Unless there is a reverse trial, there is no need to prove the commission of the
offense because the crime is admitted

CIVIL CASE
Rule 30, Section 5. Rules on Civil Procedure
Order of trial. – Subject to the provisions of Section 2 of Rule 31, and unless the court
for special reasons otherwise directs, the trial shall be limited to the issues stated in the pre-
trial order and shall proceed as follows:

(a) The plaintiff shall adduce evidence in support of his or her complaint;

(b) The defendant shall then adduce evidence in support of his or her defense, counterclaim,
cross-claim and third-party complaint;

(c) The third-party defendant, if any, shall adduce evidence of his or her defense,
counterclaim, cross-claim and fourth-party complaint;

(d) The fourth-party, and so forth, if any, shall adduce evidence of the material facts pleaded by
them;

(e) The parties against whom any counterclaim or cross-claim has been pleaded, shall adduce
evidence in support of their defense, in the order to be prescribed by the court;

(f) The parties may then respectively adduce rebutting evidence only, unless the court, for
good reasons and in the furtherance of justice, permits them to adduce evidence upon their
original case; and

(g) Upon admission of the evidence, the case shall be deemed submitted for decision, unless
the court directs the parties to argue or to submit their respective memoranda or any further
pleadings.

If several defendants or third-party defendants, and so forth, having separate defenses


appear by different counsel, the court shall determine the relative order of presentation of
their evidence.

6. What is the order in the examination of an individual witness?

Revised Rules on Evidence.


Rule 132, Section 4. 
Order in the examination of an individual witness. — The order in which the individual witness
may be examined is as follows;
(a) Direct examination by the proponent;
(b) Cross-examination by the opponent;
(c) Re-direct examination by the proponent;
(d) Re-cross-examination by the opponent.

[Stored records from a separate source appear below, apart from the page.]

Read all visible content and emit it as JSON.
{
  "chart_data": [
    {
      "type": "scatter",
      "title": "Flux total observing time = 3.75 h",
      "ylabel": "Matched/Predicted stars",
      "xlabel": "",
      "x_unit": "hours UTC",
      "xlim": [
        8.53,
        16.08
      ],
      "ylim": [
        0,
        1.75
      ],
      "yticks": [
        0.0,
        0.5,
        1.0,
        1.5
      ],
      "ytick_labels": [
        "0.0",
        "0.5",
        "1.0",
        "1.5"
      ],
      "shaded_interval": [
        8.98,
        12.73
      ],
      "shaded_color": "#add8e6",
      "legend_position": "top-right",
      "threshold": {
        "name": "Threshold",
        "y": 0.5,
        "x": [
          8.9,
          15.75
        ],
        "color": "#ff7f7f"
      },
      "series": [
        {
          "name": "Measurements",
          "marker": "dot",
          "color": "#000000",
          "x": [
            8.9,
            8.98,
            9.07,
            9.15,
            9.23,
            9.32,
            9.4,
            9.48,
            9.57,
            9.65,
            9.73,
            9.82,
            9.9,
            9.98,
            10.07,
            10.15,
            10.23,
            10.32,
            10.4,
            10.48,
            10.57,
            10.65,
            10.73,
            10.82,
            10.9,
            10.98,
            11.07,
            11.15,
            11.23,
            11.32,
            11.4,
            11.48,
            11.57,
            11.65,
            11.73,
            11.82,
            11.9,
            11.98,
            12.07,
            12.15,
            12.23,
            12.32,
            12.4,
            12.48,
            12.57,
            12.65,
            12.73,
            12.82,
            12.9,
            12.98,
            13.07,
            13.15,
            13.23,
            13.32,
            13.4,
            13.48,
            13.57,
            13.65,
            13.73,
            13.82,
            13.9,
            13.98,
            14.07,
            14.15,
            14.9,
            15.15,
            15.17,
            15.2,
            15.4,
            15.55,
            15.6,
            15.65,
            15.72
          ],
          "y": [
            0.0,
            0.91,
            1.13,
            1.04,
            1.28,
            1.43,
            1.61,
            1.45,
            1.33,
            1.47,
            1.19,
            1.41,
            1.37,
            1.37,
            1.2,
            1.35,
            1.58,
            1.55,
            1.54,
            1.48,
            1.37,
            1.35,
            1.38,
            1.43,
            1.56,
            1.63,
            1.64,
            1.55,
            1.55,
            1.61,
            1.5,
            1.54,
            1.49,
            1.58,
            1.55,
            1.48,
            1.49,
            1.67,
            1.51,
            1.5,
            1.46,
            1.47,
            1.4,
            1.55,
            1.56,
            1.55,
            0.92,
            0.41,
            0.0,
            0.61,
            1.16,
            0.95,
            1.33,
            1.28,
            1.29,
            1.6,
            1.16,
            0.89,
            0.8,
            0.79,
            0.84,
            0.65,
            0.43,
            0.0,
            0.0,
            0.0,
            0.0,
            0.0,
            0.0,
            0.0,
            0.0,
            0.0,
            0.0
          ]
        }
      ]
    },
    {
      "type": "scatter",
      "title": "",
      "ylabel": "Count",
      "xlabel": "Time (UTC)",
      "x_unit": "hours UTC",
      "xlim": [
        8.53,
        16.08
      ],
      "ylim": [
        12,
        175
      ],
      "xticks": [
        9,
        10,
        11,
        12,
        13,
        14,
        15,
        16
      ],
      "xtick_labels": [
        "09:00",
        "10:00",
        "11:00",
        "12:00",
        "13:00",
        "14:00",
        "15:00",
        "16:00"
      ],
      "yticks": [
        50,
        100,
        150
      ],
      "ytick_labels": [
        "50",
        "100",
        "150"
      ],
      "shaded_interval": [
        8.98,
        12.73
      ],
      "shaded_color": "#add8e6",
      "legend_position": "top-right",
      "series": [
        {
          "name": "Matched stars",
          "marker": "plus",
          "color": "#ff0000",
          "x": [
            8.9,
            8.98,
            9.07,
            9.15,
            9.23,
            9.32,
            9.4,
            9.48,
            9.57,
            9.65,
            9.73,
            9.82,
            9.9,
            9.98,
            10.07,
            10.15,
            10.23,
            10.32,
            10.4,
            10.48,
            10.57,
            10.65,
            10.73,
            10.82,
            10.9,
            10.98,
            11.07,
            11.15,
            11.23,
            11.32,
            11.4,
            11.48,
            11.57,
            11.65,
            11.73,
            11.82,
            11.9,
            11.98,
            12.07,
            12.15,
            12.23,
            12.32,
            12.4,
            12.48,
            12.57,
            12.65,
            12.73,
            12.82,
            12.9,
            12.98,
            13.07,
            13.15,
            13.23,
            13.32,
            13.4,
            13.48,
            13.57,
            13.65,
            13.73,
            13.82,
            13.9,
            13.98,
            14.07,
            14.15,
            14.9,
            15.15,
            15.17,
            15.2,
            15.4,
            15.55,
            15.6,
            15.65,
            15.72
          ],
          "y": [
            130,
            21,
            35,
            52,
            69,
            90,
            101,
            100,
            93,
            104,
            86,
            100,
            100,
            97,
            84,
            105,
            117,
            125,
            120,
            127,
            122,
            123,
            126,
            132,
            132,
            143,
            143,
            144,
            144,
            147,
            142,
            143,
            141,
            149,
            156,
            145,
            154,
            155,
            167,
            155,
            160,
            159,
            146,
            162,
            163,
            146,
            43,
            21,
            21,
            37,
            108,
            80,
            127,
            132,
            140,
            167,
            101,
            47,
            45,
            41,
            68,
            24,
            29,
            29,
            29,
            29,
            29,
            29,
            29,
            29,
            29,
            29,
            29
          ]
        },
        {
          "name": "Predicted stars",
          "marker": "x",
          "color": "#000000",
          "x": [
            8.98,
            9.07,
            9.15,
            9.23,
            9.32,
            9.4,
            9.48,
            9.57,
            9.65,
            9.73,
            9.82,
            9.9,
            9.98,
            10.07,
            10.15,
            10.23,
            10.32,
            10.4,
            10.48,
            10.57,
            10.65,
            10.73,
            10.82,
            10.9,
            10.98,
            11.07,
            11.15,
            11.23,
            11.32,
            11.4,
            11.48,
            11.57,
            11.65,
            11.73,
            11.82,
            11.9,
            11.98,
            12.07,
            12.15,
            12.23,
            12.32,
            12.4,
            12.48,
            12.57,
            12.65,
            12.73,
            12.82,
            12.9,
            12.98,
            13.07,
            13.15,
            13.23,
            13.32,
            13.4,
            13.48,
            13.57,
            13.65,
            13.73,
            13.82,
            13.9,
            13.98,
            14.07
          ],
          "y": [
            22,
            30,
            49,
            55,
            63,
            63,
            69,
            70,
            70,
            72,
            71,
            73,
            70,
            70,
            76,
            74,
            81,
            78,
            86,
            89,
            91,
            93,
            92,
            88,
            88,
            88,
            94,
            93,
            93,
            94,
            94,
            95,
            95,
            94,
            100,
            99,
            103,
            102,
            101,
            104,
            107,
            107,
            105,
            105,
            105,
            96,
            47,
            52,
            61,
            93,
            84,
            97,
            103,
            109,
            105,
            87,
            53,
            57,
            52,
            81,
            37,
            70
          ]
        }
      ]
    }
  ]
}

7. What are the direct examination, cross-examination, re-direct examination and re-cross
examination.
Rule 132, Revised Rules on Evidence

Section 5. Direct examination. — Direct examination is the examination-in-chief of a witness by


the party presenting him or her on the facts relevant to the issue.

Section 6. Cross-examination; its purpose and extent. — Upon the termination of the direct
examination, the witness may be cross-examined by the adverse party on any relevant matter,
with sufficient fullness and freedom to test his or her accuracy and truthfulness and freedom
from interest or bias, or the reverse, and to elicit all important facts bearing upon the issue.

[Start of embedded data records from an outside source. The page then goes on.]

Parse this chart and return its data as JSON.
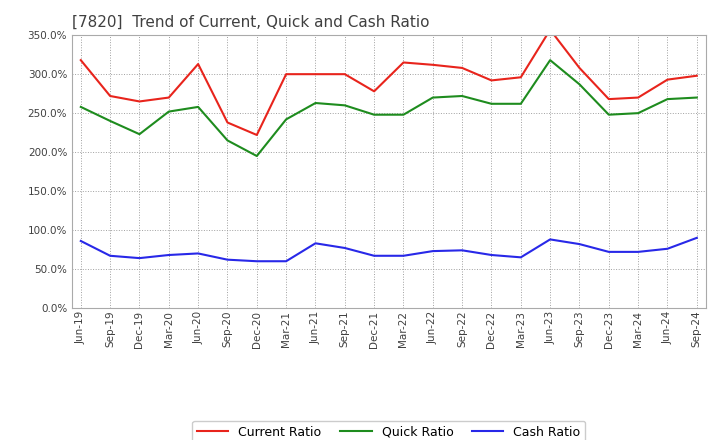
{
  "title": "[7820]  Trend of Current, Quick and Cash Ratio",
  "x_labels": [
    "Jun-19",
    "Sep-19",
    "Dec-19",
    "Mar-20",
    "Jun-20",
    "Sep-20",
    "Dec-20",
    "Mar-21",
    "Jun-21",
    "Sep-21",
    "Dec-21",
    "Mar-22",
    "Jun-22",
    "Sep-22",
    "Dec-22",
    "Mar-23",
    "Jun-23",
    "Sep-23",
    "Dec-23",
    "Mar-24",
    "Jun-24",
    "Sep-24"
  ],
  "current_ratio": [
    318,
    272,
    265,
    270,
    313,
    238,
    222,
    300,
    300,
    300,
    278,
    315,
    312,
    308,
    292,
    296,
    357,
    308,
    268,
    270,
    293,
    298
  ],
  "quick_ratio": [
    258,
    240,
    223,
    252,
    258,
    215,
    195,
    242,
    263,
    260,
    248,
    248,
    270,
    272,
    262,
    262,
    318,
    287,
    248,
    250,
    268,
    270
  ],
  "cash_ratio": [
    86,
    67,
    64,
    68,
    70,
    62,
    60,
    60,
    83,
    77,
    67,
    67,
    73,
    74,
    68,
    65,
    88,
    82,
    72,
    72,
    76,
    90
  ],
  "current_color": "#e8241c",
  "quick_color": "#1e8c1e",
  "cash_color": "#2828e8",
  "ylim": [
    0,
    350
  ],
  "yticks": [
    0,
    50,
    100,
    150,
    200,
    250,
    300,
    350
  ],
  "background_color": "#ffffff",
  "grid_color": "#a0a0a0",
  "title_color": "#404040",
  "legend_labels": [
    "Current Ratio",
    "Quick Ratio",
    "Cash Ratio"
  ]
}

Section 7. Re-direct examination; its purpose and extent. — After the cross-examination of the
witness has been concluded, he or she may be re-examined by the party calling him or her, to
explain or supplement his answers given during the cross-examination. On re-direct-
examination, questions on matters not dealt with during the cross-examination, may be
allowed by the court in its discretion.

Section 8. Re-cross-examination. — Upon the conclusion of the re-direct examination, the


adverse party may re-cross-examine the witness on matters stated in his or her re-direct
examination, and also on such other matters as may be allowed by the court in its discretion.